A resident Indian can keep physical foreign currency notes and travellers’ cheques not exceeding USD 2,000 (or equivalent in other currencies) in aggregate at home. This amount can come from: unspent foreign currency from previous trips; currency received as gifts from family abroad; or other legitimate sources. Foreign exchange above this limit retained beyond 180 days of return from travel is a FEMA violation. There is no restriction on holding foreign currency in authorised bank accounts (RFC, EEFC) — those can hold any amount from legitimate sources.
Q2. Can I hold foreign coins (coins from other countries) in India?
Yes. FEMA specifically exempts foreign coins from the retention restrictions applicable to currency notes. There is no limit on how many foreign coins a resident Indian can hold. Coin collectors and numismatists can maintain extensive collections of foreign coins without any FEMA compliance issues. Only foreign currency notes and foreign currency travellers’ cheques are subject to the USD 2,000 limit for resident Indians.

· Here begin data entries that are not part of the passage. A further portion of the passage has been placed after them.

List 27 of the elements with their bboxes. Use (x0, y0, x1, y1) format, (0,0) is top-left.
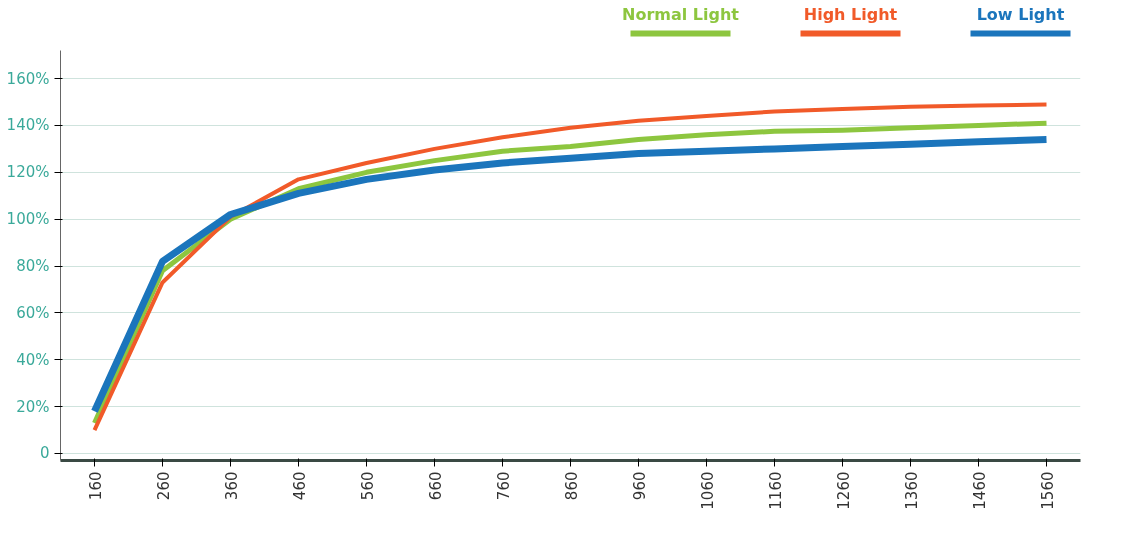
x-tick-label: 360 (222, 471, 241, 501)
y-tick-label: 160% (6, 69, 50, 88)
x-tick-label: 960 (630, 471, 649, 501)
x-tick-label: 660 (426, 471, 445, 501)
x-tick-label: 460 (290, 471, 309, 501)
x-tick-label: 1360 (902, 471, 921, 510)
y-tick-label: 120% (6, 163, 50, 182)
x-tick-label: 860 (562, 471, 581, 501)
x-tick-label: 760 (494, 471, 513, 501)
x-tick-label: 260 (154, 471, 173, 501)
x-tick-label: 1460 (970, 471, 989, 510)
x-tick-label: 1260 (834, 471, 853, 510)
text: Normal Light (622, 4, 740, 24)
text: High Light (803, 4, 898, 24)
y-tick-label: 0 (39, 444, 50, 463)
text: Low Light (976, 4, 1065, 24)
y-tick-label: 140% (6, 116, 50, 135)
x-tick-label: 1160 (766, 471, 785, 510)
x-tick-label: 160 (86, 471, 105, 501)
y-tick-label: 100% (6, 210, 50, 229)
y-tick-label: 20% (16, 397, 50, 416)
x-tick-label: 560 (358, 471, 377, 501)
x-tick-label: 1560 (1038, 471, 1057, 510)
y-tick-label: 60% (16, 303, 50, 322)
y-tick-label: 80% (16, 257, 50, 276)
y-tick-label: 40% (16, 350, 50, 369)
x-tick-label: 1060 (698, 471, 717, 510)
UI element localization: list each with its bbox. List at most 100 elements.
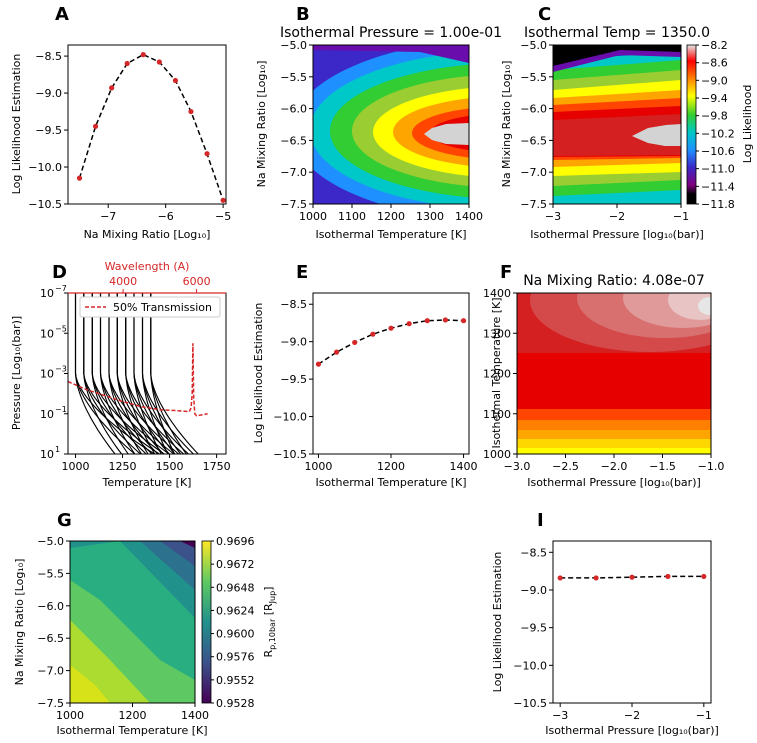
panel-c-xtick-label: −1	[673, 210, 689, 223]
panel-i: I −3 −2 −1 −10.5 −10.0 −9.5 −9.0 −8.5 Isotherma…	[491, 510, 719, 737]
panel-c-colorbar-tick-label: −11.0	[701, 163, 735, 176]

Q3. My relative abroad sent me foreign currency as a gift. Can I keep it?
Yes, up to USD 2,000 in physical notes. If the foreign currency was sent via bank transfer, it will typically be credited to your account in rupees (after conversion) unless you have an RFC or EEFC account. Physical foreign currency received as a gift from a relative abroad and kept at home is within the USD 2,000 limit permitted under FEMA regulations. If it exceeds USD 2,000, you should deposit the excess in an RFC account or convert it through an authorised dealer within 180 days.
Q4. What happens if I am found with more than the permitted foreign currency?
If found with physical foreign currency beyond the USD 2,000 home retention limit or above the undeclared customs threshold, you face: confiscation of the excess amount; FEMA penalty of up to three times the amount involved; or Rs 2 lakh if the amount cannot be quantified. If the excess foreign currency is connected to smuggling, COFEPOSA detention without trial is possible. Always declare foreign currency above thresholds at customs and maintain documentation of the legitimate source.
Q5. My company pays part of my salary in foreign currency. What do I do with it?
Indian professionals working for foreign companies or in international business who receive foreign currency remuneration must channel it through an authorised bank. The appropriate account is an EEFC (Exchange Earners’ Foreign Currency) account, which allows retention of foreign currency earnings. You can hold 100% of your forex earnings in the EEFC account temporarily and then convert to rupees as needed. Having a foreign currency account does not affect your tax obligations — foreign income earned by residents is taxable in India under the Income Tax Act and must be reported in your ITR.